What can individual employees do?
If you’re an employee at a company that isn’t investing enough in L&D, there are still some things you can do to help prepare yourself for the future skills your role may require.
Think about your “hidden skills”. Looking at the list above - do you actually already have experience and ability in these skills already? Could they be better highlighted on your CV to emphasise this? You might already have some “future skills” you didn’t think about.

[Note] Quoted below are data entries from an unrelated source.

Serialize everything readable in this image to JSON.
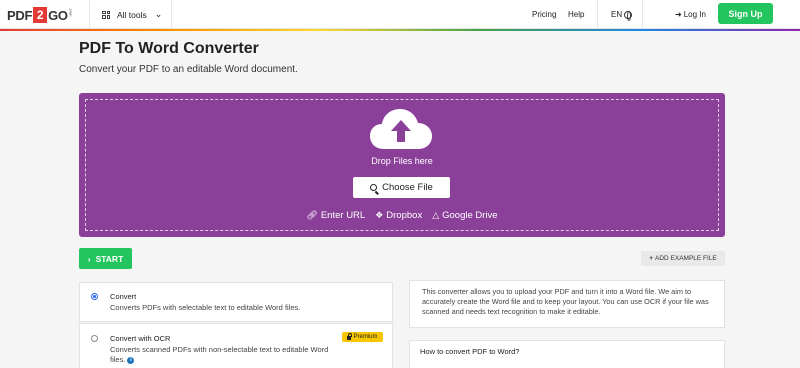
{
  "header": {
    "logo": {
      "part1": "PDF",
      "part2": "2",
      "part3": "GO",
      "suffix": ".com"
    },
    "all_tools": "All tools",
    "pricing": "Pricing",
    "help": "Help",
    "language": "EN",
    "login": "Log In",
    "signup": "Sign Up"
  },
  "page": {
    "title": "PDF To Word Converter",
    "subtitle": "Convert your PDF to an editable Word document."
  },
  "upload": {
    "drop_text": "Drop Files here",
    "choose_file": "Choose File",
    "enter_url": "Enter URL",
    "dropbox": "Dropbox",
    "google_drive": "Google Drive"
  },
  "actions": {
    "start": "START",
    "add_example": "ADD EXAMPLE FILE"
  },
  "options": [
    {
      "title": "Convert",
      "description": "Converts PDFs with selectable text to editable Word files.",
      "selected": true
    },
    {
      "title": "Convert with OCR",
      "description": "Converts scanned PDFs with non-selectable text to editable Word files.",
      "selected": false,
      "badge": "Premium"
    }
  ],
  "about_text": "This converter allows you to upload your PDF and turn it into a Word file. We aim to accurately create the Word file and to keep your layout. You can use OCR if your file was scanned and needs text recognition to make it editable.",
  "howto_title": "How to convert PDF to Word?",
  "colors": {
    "brand_purple": "#8a3f99",
    "green": "#22c55e",
    "premium": "#f7c600"
  }
}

Micro credentialing. Not everyone has the time or resources to obtain a Masters, or a second Bachelor’s, or another higher education certificate. But there are a myriad of short courses and “boot camps” out there that can help give you a boost to your skillset.
Internal project shadowing. If you’re in a medium or large organisation with multiple departments, and you’re interested in learning a bit more about what another department does, then ask! You’ll be learning straight from the horse's mouth, which is often the best way to go about it.
The evolving workforce necessitates a proactive approach to skill development. To ensure that your organisation thrives in the ever-shifting job market, it's essential to equip your workforce with future skills that elevate adaptability, critical thinking, communication, and emotional intelligence. By concentrating on developing or hiring for these vital competencies, you can safeguard your organisation against the unpredictabilities of the dynamic world of work. Encourage lifelong learning within your team and stay ahead in the professional journey of your organisation.